On legislative volume

Below is a chart I made during lunch today that plots the number of public laws passed by October 1 of the first session of Congress vs. the number of laws passed during the remaining 15 months of the Congress. It plots the past 19 Congresses (93rd-111th) and a predicted value for the 112th (labeled in purple). Unified government is labeled in green and divided government is labeled in red (the 107th Congress, when Jeffords switched parties, is labeled as divided). The lot does not differentiate between major and trivial legislatio n; it is strictly limited to the number of public laws.


Four comments :

1) In general, only a small percentage of legislation is passed prior to October 1 of the first session. Over the 20 Congresses in the plot, an average of only 16% of the total legislation in a Congress is passed prior to 10/1 of the first session. This is both surprising and not surprising. It’s not surprising because it takes time to develop legislation and move it through the chambers; committees need to hold hearings, write bills, mark them up, and then jockey for floor time. On the other hand, 16% is still a lot lower than I would have guessed, especially since the second session almost always wraps up its second session work prior to the election in November.

2) There is an unsurprising positive correlation between the two variables. Simply put, Congresses that pass more legislation prior to 10/1 first session tend to pass more legislation post-10/1. Not rocket science. And also not that important, because a huge part of the absolute volume difference is institutional:  we haven’t filtered out trivial commemorative legislation or other non-controversial items, and my guess is that they drive a lot of the result. Prior to the 1995 ban on such legislation, commemoratives were a sizable chunk of all public laws. So a high volume of pre-10/1 legislation is likely to correspond to a high volume of post-10/1 legislation — there were just lots of non-controversial public laws at all times. And that’s the case: all of the highest volume years are pre-1995; all but one of the lowest are post-1995.
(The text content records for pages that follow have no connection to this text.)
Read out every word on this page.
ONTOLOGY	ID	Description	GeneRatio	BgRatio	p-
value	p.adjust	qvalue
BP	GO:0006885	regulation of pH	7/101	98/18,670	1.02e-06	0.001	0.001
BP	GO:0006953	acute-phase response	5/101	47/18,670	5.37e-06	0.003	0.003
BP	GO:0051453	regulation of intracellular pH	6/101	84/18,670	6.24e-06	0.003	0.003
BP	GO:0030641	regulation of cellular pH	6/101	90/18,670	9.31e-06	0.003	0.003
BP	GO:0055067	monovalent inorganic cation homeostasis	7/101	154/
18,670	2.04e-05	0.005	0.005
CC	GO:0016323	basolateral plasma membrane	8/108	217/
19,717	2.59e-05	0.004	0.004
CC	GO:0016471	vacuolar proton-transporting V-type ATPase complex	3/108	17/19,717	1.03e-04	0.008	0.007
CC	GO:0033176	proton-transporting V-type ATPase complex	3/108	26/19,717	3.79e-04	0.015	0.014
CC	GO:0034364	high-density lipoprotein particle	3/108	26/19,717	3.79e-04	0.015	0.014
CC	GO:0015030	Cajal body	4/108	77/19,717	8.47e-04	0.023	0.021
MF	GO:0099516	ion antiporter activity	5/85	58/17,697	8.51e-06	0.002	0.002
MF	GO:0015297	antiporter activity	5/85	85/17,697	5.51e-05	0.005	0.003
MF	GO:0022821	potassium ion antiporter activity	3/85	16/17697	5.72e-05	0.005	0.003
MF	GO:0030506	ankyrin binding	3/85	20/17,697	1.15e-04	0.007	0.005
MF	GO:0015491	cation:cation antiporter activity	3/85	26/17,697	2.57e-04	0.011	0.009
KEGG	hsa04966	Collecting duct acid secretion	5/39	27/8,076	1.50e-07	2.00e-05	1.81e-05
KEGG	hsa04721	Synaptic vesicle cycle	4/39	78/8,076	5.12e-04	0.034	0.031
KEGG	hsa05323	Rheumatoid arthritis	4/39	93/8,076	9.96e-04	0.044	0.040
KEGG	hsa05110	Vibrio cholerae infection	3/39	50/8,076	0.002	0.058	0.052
3) The 35 public laws passed by the 112th Congress is not a huge X-axis outlier. It’s the second lowest absolute number, but the pre-10/1 output of the 112th is not all that much less than other post-1995 divided Congresses. As mentioned above, comparing the 112th to a pre-1995 Congress raises the issue or the commemorative legislation. I haven’t gone back and filtered that out of the older Congresses, but I suspect it would have a large effect.

4) The outliers (may) tell an odd story. Notice the five biggest outliers from the trendline, circled in red. Those are instances in which either a proportionately large amount of legislation was passed after 10/1 (96th and 106th) or a proportionately small amount of legislation was passed after 10/1 (103rd, 110th, 111th).  What’s odd about those Congresses is that they all preceded changes from either unified to divided government (96th, 103rd, 111th) or from divided government to unified government (106th and 110th — although the Jeffords switch quickly reversed the 106th point). In fact, in the entire sample. on the 94th Congress preceded a change from unified/divided government and did not stray from the trendline.

I don’t know what to make of this. I guess we could make up a story about the coming election tides either locking up Congress or getting it into gear. But the pattern doesn’t match up how we might expect: if that story was true, then we’d expect a unified government to get into gear when they were about to lose control, and a divided government to lock up when one side or the other looked poised for victory. Instead, we get lockup in both the 110th and 111th, one of which created unified government and the other of which created divided government.

So perhaps it’s a spurious finding. But it’s a darn interesting one. If anyone has seen any research on legislative productivity as it relates to perceived coming changes in unified/divided government, let me know.